Broad Street United Methodist Church in Mooresville is one of the churches that split off, becoming a member of the Global Methodist Church denomination.

Members voted overwhelmingly to depart last year, with 1,593 voting in favor of leaving, 84 voting to stay, and 44 abstaining. The church could not be reached for comment Friday.

The majority of churches who left the United Methodist Church denomination in western North Carolina are from smaller, rural communities and suburbs that are more conservative. Iredell County saw more than a dozen congregations leave, including seven from Statesville.

Two churches from Charlotte also voted to leave, according to the Western North Carolina Conference — including Oak Grove Church of Charlotte.

NBC News reported the mass disaffiliation hampered the church’s budget due to a loss of revenue. It shrank from $604 million in 2016 to $347 million this year, leading to a reduction in pastors’ salaries, the report said.

In 2023, Oak Grove United Methodist lay leader Karen Reynolds said the continued practice of ordination of gays and lesbians to ministerial positions, including bishops, was contrary to denominational rules.

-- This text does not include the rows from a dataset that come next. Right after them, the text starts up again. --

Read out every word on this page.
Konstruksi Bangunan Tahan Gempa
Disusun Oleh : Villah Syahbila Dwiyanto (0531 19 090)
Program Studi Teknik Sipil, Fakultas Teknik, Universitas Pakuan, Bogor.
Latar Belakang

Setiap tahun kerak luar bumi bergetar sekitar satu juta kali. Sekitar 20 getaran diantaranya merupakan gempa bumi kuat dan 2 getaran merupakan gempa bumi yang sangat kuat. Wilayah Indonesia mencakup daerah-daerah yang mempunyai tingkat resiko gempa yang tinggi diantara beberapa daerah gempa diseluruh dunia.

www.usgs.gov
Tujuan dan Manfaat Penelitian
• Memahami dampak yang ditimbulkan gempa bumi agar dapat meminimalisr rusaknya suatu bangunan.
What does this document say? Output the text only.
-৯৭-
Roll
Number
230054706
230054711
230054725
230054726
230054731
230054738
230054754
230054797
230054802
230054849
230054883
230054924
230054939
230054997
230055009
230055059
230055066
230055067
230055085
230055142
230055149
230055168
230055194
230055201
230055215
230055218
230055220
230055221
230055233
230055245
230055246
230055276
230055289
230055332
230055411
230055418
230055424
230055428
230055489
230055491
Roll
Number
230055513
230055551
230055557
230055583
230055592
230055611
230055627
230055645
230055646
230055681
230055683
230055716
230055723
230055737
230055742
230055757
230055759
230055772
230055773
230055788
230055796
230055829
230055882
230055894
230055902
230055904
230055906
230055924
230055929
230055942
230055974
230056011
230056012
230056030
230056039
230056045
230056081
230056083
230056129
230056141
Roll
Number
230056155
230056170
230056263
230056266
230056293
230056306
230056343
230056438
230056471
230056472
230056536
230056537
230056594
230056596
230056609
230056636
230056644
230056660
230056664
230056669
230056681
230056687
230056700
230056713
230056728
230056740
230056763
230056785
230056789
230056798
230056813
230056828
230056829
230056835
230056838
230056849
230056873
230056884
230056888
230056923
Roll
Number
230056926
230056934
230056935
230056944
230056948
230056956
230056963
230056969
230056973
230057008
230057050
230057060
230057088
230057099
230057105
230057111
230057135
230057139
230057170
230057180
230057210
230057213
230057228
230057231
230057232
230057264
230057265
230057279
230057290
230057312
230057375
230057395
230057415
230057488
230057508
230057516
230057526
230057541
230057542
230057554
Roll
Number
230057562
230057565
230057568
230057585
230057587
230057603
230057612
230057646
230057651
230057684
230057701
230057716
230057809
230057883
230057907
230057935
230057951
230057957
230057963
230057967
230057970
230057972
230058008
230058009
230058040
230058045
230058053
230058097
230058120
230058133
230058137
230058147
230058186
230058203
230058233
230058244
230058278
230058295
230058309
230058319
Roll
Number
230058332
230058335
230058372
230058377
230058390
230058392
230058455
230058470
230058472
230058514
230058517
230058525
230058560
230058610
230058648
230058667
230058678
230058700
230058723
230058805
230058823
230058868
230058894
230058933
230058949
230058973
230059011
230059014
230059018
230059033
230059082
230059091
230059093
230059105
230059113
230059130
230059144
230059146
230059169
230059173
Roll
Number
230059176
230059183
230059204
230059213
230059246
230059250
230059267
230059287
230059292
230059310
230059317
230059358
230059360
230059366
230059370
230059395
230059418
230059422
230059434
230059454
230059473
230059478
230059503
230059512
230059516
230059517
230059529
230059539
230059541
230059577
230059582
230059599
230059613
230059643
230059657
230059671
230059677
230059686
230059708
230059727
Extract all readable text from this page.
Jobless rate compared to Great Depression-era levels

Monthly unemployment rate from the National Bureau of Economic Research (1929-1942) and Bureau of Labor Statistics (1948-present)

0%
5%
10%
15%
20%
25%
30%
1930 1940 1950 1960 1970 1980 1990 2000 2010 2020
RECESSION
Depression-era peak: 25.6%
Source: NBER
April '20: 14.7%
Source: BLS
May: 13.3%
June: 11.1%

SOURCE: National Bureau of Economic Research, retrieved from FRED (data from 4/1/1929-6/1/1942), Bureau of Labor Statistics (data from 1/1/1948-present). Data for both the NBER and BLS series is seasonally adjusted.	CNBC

The 75 active members of the church, which is located on Old Statesville Road in Charlotte, voted by a margin of 9-to-1 to depart from the denomination last January.

But Kinney said she feels those anti-LGBTQ stances are counter to what the church preaches.

“I personally think that the church has an enormous responsibility to be as much of a leader as possible in the realm of advancing justice, especially for people on the margins and for our common good,” she said.

Fewer opposing voices at conference

So far, Kinney said, she’s pleased the discussions are moving smoothly.

“Because so many of the GMC folks have left, some of the louder voices against these things are no longer here,” Kinney said. “That doesn’t mean they’re not operating … their presence is not as strongly felt.”

The conference, which is being livestreamed, will run through Friday, May 3.